1. A method for producing a heart valve allograft or xenograft having improved non-immunogicity and durability, comprising:

decellularizing a heart valve graft selected from the group consisting of an allograft and a xenograft;

implanting said graft into a living patient;

providing for recellularization of said graft subsequent to said step of implantation.

2. The method as set forth in claim 1, wherein said step of providing for recellularization comprises treating said graft with a factor selected from the group consisting of chemotactic factors and cell adhesion factors.

3. The method as set forth in claim 1, further comprising precluding contact between said graft and any fixative component prior to implantation of said graft.

4. The method as set forth in claim 3, wherein said fixation component comprises glutaraldehyde.

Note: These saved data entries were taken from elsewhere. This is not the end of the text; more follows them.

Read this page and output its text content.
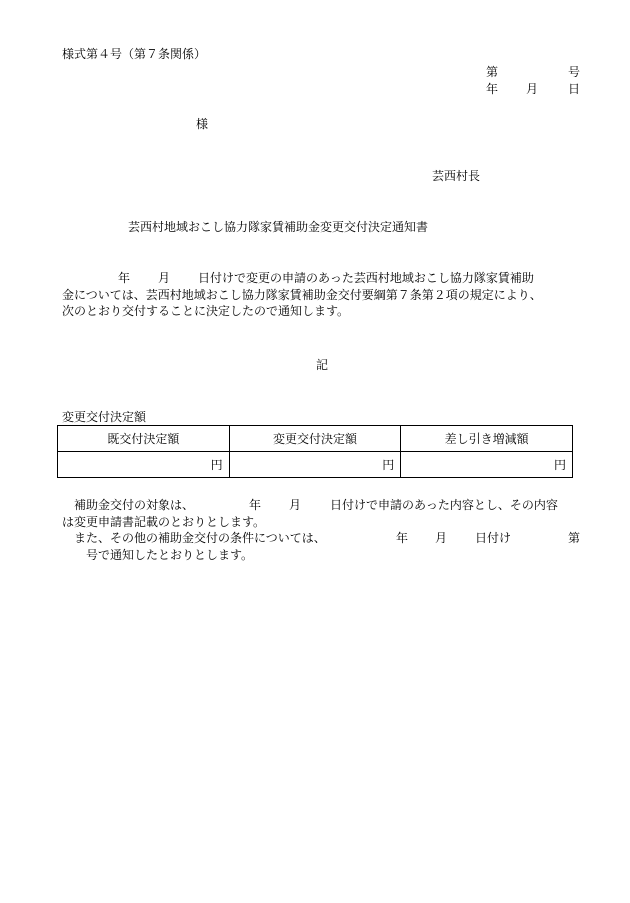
様式第４号（第７条関係）
第	号
年 月 日
様
芸西村長
芸西村地域おこし協力隊家賃補助金変更交付決定通知書
年 月 日付けで変更の申請のあった芸西村地域おこし協力隊家賃補助
金については、芸西村地域おこし協力隊家賃補助金交付要綱第７条第２項の規定により、
次のとおり交付することに決定したので通知します。
記
変更交付決定額
既交付決定額	変更交付決定額	差し引き増減額
円	円	円
補助金交付の対象は、	年 月 日付けで申請のあった内容とし、その内容
は変更申請書記載のとおりとします。
また、その他の補助金交付の条件については、	年 月 日付け	第
号で通知したとおりとします。
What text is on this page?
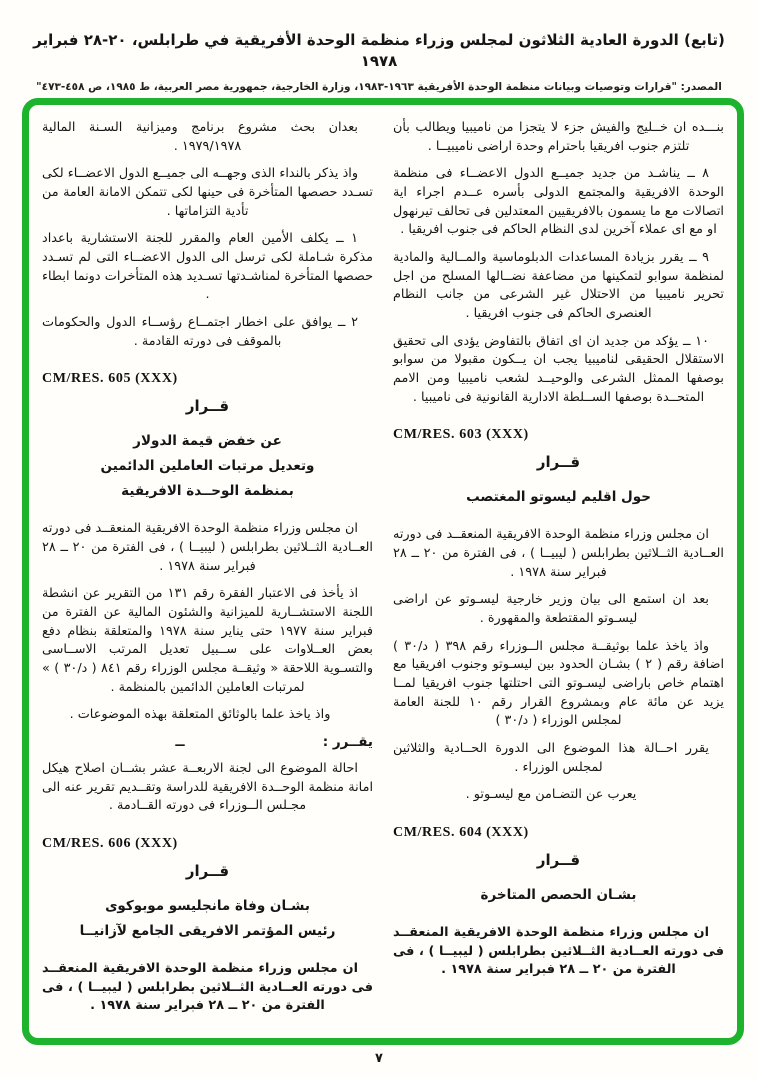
(تابع) الدورة العادية الثلاثون لمجلس وزراء منظمة الوحدة الأفريقية في طرابلس، ٢٠-٢٨ فبراير ١٩٧٨
المصدر: "قرارات وتوصيات وبيانات منظمة الوحدة الأفريقية ١٩٦٣-١٩٨٣، وزارة الخارجية، جمهورية مصر العربية، ط ١٩٨٥، ص ٤٥٨-٤٧٣"

بنـــده ان خــليج والفيش جزء لا يتجزا من ناميبيا ويطالب بأن تلتزم جنوب افريقيا باحترام وحدة اراضى ناميبيــا .

٨ ــ يناشـد من جديد جميــع الدول الاعضــاء فى منظمة الوحدة الافريقية والمجتمع الدولى بأسره عــدم اجراء اية اتصالات مع ما يسمون بالافريقيين المعتدلين فى تحالف تيرنهول او مع اى عملاء آخرين لدى النظام الحاكم فى جنوب افريقيا .

٩ ــ يقرر بزيادة المساعدات الدبلوماسية والمــالية والمادية لمنظمة سوابو لتمكينها من مضاعفة نضــالها المسلح من اجل تحرير ناميبيا من الاحتلال غير الشرعى من جانب النظام العنصرى الحاكم فى جنوب افريقيا .

١٠ ــ يؤكد من جديد ان اى اتفاق بالتفاوض يؤدى الى تحقيق الاستقلال الحقيقى لناميبيا يجب ان يــكون مقبولا من سوابو بوصفها الممثل الشرعى والوحيــد لشعب ناميبيا ومن الامم المتحــدة بوصفها الســلطة الادارية القانونية فى ناميبيا .

CM/RES. 603 (XXX)
قــرار
حول اقليم ليسوتو المغتصب

ان مجلس وزراء منظمة الوحدة الافريقية المنعقــد فى دورته العــادية الثــلاثين بطرابلس ( ليبيــا ) ، فى الفترة من ٢٠ ــ ٢٨ فبراير سنة ١٩٧٨ .

بعد ان استمع الى بيان وزير خارجية ليسـوتو عن اراضى ليسـوتو المقتطعة والمقهورة .

واذ ياخذ علما بوثيقــة مجلس الــوزراء رقم ٣٩٨ ( د/٣٠ ) اضافة رقم ( ٢ ) بشـان الحدود بين ليسـوتو وجنوب افريقيا مع اهتمام خاص باراضى ليسـوتو التى احتلتها جنوب افريقيا لمــا يزيد عن مائة عام وبمشروع القرار رقم ١٠ للجنة العامة لمجلس الوزراء ( د/٣٠ )

يقرر احــالة هذا الموضوع الى الدورة الحــادية والثلاثين لمجلس الوزراء .

يعرب عن التضـامن مع ليسـوتو .

CM/RES. 604 (XXX)
قــرار
بشـان الحصص المتاخرة

ان مجلس وزراء منظمة الوحدة الافريقية المنعقــد فى دورته العــادية الثــلاثين بطرابلس ( ليبيــا ) ، فى الفترة من ٢٠ ــ ٢٨ فبراير سنة ١٩٧٨ .

بعدان بحث مشروع برنامج وميزانية السـنة المالية ١٩٧٩/١٩٧٨ .

واذ يذكر بالنداء الذى وجهــه الى جميــع الدول الاعضــاء لكى تسـدد حصصها المتأخرة فى حينها لكى تتمكن الامانة العامة من تأدية التزاماتها .

١ ــ يكلف الأمين العام والمقرر للجنة الاستشارية باعداد مذكرة شـاملة لكى ترسل الى الدول الاعضــاء التى لم تسـدد حصصها المتأخرة لمناشـدتها تسـديد هذه المتأخرات دونما ابطاء .

٢ ــ يوافق على اخطار اجتمــاع رؤســاء الدول والحكومات بالموقف فى دورته القادمة .

CM/RES. 605 (XXX)
قــرار
عن خفض قيمة الدولار
وتعديل مرتبات العاملين الدائمين
بمنظمة الوحــدة الافريقية

ان مجلس وزراء منظمة الوحدة الافريقية المنعقــد فى دورته العــادية الثــلاثين بطرابلس ( ليبيــا ) ، فى الفترة من ٢٠ ــ ٢٨ فبراير سنة ١٩٧٨ .

اذ يأخذ فى الاعتبار الفقرة رقم ١٣١ من التقرير عن انشطة اللجنة الاستشــارية للميزانية والشئون المالية عن الفترة من فبراير سنة ١٩٧٧ حتى يناير سنة ١٩٧٨ والمتعلقة بنظام دفع بعض العــلاوات على ســبيل تعديل المرتب الاســاسى والتسـوية اللاحقة « وثيقــة مجلس الوزراء رقم ٨٤١ ( د/٣٠ ) » لمرتبات العاملين الدائمين بالمنظمة .

واذ ياخذ علما بالوثائق المتعلقة بهذه الموضوعات .

يقــرر :
ــ

احالة الموضوع الى لجنة الاربعــة عشر بشــان اصلاح هيكل امانة منظمة الوحــدة الافريقية للدراسة وتقــديم تقرير عنه الى مجـلس الــوزراء فى دورته القــادمة .

CM/RES. 606 (XXX)
قــرار
بشـان وفاة مانجليسو موبوكوى
رئيس المؤتمر الافريقى الجامع لآزانيــا

ان مجلس وزراء منظمة الوحدة الافريقية المنعقــد فى دورته العــادية الثــلاثين بطرابلس ( ليبيــا ) ، فى الفترة من ٢٠ ــ ٢٨ فبراير سنة ١٩٧٨ .

٧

5. The method as set forth in claim 2, wherein said chemotactic factors are selected from the group consisting of bFGF, heparin sulfate and a glycosaminoglycan.

6. The method as set forth in claim 2, wherein said cell adhesion factors comprise fibronectin.

7. A heart valve graft produced by the method of claim 1.

8. The graft as set forth in claim 7, wherein said graft is not exposed to a cytotoxic environment that prevents subsequent recellularization of said graft after implantation.

9. The method of claim 1, further comprising contacting said graft with a cell selected from the group consisting of a fibroblast, a smooth muscle cell and a myofibroblast prior to said step of implantation.

10. A method for producing a tissue graft having improved non-immunogenicity and durability, comprising:

decellularizing a tissue graft selected from the group consisting of an allograft and a xenograft;

implanting said graft into a living patient; and

providing for recellularization of said graft subsequent to said step of implanting.